Clarinet Concerto
Art and upheaval would seem to be inimical, but great music has often arisen in difficult times: Beethoven premiered "Fidelio" to an audience of Napoleon's officers who had just overrun Vienna; Ravel created "Le Tombeau de Couperin" as a paean to French culture during the darkest days of World War I; Shostakovich composed his "Leningrad" Symphony while that city was enduring the most brutal siege in modern history; Messiaen wrote the "Quartet for the End of Time" in a German prisoner-of-war camp and premiered it with some fellow inmates. In the days and months following the atrocities of September 11, artists of every stripe - rappers and symphonists, graffiti sprayers and sculptors, essayists and poets - have questioned the value of their work in and for these anxious times, wondering how to proceed, even if to proceed.

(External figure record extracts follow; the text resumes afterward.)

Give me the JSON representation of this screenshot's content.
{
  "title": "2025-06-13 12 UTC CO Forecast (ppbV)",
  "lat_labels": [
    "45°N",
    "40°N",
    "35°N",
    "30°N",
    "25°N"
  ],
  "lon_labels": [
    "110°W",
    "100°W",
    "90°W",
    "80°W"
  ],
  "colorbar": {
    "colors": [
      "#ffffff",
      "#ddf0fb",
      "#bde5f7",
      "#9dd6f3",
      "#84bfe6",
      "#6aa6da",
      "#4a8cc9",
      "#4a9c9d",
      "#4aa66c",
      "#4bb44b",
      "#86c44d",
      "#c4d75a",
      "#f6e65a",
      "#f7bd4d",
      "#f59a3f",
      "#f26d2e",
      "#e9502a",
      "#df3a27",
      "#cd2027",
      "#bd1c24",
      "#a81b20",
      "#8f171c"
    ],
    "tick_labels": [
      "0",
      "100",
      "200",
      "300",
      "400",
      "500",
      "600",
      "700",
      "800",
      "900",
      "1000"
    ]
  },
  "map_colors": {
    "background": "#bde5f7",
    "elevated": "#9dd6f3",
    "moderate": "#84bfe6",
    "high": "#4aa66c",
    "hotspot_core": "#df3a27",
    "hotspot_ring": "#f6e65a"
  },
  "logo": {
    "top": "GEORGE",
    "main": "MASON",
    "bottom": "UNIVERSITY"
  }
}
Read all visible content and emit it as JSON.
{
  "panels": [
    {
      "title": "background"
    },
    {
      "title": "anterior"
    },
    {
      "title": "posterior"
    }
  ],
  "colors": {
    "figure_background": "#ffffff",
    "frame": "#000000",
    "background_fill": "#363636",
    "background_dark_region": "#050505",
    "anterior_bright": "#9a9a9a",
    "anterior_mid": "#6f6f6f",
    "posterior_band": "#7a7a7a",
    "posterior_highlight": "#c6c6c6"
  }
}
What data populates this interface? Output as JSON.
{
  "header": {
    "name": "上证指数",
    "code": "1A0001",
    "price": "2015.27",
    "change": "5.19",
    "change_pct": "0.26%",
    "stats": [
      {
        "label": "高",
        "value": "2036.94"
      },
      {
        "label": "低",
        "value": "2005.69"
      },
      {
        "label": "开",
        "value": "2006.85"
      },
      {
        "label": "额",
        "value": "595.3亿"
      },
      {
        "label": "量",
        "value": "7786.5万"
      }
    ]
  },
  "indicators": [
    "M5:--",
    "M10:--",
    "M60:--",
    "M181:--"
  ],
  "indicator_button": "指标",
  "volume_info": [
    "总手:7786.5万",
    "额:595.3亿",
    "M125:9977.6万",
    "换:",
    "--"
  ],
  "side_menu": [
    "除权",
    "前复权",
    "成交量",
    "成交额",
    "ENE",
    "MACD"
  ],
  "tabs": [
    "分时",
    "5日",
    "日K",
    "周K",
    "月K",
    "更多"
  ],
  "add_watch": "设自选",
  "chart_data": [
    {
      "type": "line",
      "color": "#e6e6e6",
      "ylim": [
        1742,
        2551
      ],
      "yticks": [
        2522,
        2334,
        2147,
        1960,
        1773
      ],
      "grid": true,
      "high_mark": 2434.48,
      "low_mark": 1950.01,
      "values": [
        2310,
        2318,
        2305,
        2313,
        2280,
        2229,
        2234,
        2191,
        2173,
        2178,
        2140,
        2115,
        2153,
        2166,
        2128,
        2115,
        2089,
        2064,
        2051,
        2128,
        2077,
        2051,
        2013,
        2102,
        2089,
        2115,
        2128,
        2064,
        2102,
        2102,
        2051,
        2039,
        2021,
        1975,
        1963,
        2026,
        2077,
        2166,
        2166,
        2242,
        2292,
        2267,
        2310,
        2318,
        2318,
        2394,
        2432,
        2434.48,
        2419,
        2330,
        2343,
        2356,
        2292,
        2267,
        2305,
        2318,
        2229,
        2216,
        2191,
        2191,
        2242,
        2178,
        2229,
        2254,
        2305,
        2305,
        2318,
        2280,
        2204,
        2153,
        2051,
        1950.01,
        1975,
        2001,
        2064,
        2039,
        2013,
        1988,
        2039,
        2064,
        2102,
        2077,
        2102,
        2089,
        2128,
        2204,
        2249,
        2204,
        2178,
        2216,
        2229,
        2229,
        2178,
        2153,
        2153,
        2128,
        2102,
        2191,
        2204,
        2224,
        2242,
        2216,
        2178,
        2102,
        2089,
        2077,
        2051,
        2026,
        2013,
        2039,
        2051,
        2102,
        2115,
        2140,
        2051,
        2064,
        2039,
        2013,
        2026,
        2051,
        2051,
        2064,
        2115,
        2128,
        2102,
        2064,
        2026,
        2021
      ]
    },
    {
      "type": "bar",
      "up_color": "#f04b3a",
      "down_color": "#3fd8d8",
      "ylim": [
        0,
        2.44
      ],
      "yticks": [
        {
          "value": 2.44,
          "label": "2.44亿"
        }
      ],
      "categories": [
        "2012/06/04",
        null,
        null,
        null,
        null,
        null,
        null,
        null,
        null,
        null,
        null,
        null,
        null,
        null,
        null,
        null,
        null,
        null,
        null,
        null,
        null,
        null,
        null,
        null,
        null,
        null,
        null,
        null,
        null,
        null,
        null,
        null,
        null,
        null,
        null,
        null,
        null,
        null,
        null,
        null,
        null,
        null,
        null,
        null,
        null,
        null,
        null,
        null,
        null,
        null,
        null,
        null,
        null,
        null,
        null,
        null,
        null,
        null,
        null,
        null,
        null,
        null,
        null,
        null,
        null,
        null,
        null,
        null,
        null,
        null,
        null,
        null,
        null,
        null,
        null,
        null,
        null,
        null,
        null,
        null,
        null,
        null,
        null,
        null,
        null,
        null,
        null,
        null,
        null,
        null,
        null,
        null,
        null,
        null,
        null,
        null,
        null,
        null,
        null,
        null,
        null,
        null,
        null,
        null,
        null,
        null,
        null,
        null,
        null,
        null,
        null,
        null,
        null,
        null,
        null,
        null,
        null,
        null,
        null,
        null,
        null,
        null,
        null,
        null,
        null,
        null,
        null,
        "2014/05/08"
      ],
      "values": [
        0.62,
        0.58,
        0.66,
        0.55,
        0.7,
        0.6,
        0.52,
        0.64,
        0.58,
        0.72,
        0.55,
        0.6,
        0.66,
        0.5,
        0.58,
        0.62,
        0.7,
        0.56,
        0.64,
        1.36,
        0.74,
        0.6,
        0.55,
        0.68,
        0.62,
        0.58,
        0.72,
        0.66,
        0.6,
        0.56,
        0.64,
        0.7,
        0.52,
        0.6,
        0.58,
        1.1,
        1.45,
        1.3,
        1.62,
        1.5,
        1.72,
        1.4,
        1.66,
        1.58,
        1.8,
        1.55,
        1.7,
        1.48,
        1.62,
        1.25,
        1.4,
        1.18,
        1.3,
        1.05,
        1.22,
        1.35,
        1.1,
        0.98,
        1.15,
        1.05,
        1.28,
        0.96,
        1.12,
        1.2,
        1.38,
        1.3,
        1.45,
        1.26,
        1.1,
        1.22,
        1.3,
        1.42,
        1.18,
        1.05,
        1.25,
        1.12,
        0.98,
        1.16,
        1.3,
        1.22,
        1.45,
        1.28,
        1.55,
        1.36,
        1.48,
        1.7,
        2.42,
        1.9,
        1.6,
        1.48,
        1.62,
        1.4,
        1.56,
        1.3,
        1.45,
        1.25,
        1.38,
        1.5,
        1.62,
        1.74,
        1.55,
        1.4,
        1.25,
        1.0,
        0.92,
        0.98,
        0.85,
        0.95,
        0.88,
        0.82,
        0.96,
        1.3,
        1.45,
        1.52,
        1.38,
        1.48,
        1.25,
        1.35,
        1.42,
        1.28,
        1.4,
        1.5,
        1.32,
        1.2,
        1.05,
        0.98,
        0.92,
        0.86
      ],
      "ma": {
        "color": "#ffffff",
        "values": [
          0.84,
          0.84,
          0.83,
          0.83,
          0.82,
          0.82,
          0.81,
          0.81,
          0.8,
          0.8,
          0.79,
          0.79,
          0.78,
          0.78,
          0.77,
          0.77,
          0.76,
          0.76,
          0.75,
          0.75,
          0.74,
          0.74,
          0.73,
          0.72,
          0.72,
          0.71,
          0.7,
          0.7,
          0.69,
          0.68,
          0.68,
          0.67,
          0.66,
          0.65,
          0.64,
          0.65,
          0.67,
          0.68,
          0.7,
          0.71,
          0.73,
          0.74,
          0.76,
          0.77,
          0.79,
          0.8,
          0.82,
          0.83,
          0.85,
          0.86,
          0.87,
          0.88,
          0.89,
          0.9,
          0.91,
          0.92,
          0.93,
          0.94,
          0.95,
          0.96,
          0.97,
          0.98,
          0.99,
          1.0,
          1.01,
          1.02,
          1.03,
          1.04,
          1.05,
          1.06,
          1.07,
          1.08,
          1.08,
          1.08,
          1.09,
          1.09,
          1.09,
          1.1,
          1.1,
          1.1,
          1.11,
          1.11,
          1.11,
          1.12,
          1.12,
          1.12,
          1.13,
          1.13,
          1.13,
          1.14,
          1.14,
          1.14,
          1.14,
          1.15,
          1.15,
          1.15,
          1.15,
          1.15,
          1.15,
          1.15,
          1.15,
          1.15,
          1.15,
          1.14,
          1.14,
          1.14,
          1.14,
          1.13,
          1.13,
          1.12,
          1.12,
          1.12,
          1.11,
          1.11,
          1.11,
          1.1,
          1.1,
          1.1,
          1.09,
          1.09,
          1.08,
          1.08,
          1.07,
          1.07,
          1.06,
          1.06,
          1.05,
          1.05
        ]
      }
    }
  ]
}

Many were struck, briefly at least, into silence and creative inactivity by our communal shock, but as life adapted to its new normality, their ability to render the essence of experience into art returned, and with a greater awareness of the irresistible force of the creativity of the human spirit - they do it because they can?t not.
By September 11, 2001, Ellen Zwilich had already accepted the commission from the Arlene and Milton D. Berkman Philanthropic Fund to write a clarinet concerto for David Shifrin and begun the work. The sketches for the first movement, rhythmically taut and brilliantly virtuosic, were well advanced by then, but her musical thoughts during the tragic days that followed were torn away from that music?s exuberant spirit to the expression of shock and sorrow. "It was in my soul at the moment," she said. As this new music started to gain focus and form, Zwilich realized that it was related to motives from the concerto, and so she decided not just to include it as the second movement, but also to make its reference specific by titling it "Elegy: September 11" and by allowing its influence to touch the rest of the gestating work.
With the "Elegy" as their expressive node, the Concerto's four movements suggest a powerful emotional progression. The first movement, which opens with a tiny three-note motive of neighboring tones that recurs throughout the work, is brazen and city-extroverted and almost flamboyantly showy until it is unexpectedly broken off by a slow, lyrical strain for the soloist into which the three-note motto is woven. The vibrant music returns just as suddenly as it stopped, and fills the rest of the movement. The "Elegy" starts with the three-note motto, now become a scream. After a long silence, a deep breath really, the clarinet begins its lament above the steady, dead-march pulse of the pizzicato strings. The scream comes again, though diminished this time, and the clarinet continues its threnody ("serene" implores the score) over the murmurings of the strings. The scream returns, but weaker each time, subsumed into the clarinet?s sad song until the movement comes to its dying close. The scherzo-like third movement, with its upward reaching lines and its frenetic, shifting rhythms, seems an attempt to pull away from the tragedy of the "Elegy", though the barely audible central trio, with yet another reference to the Concerto's motto, suggests that the shadow of grief is not to be banished by mere hyperactivity. The finale, with its echoes of the three-note motto and the lyrical themes from the first movement, the "Elegy" and the scherzo's trio, is a remembrance, but one which moves beyond the sadness earlier associated with these thematic ideas to make of them things of tempered hope.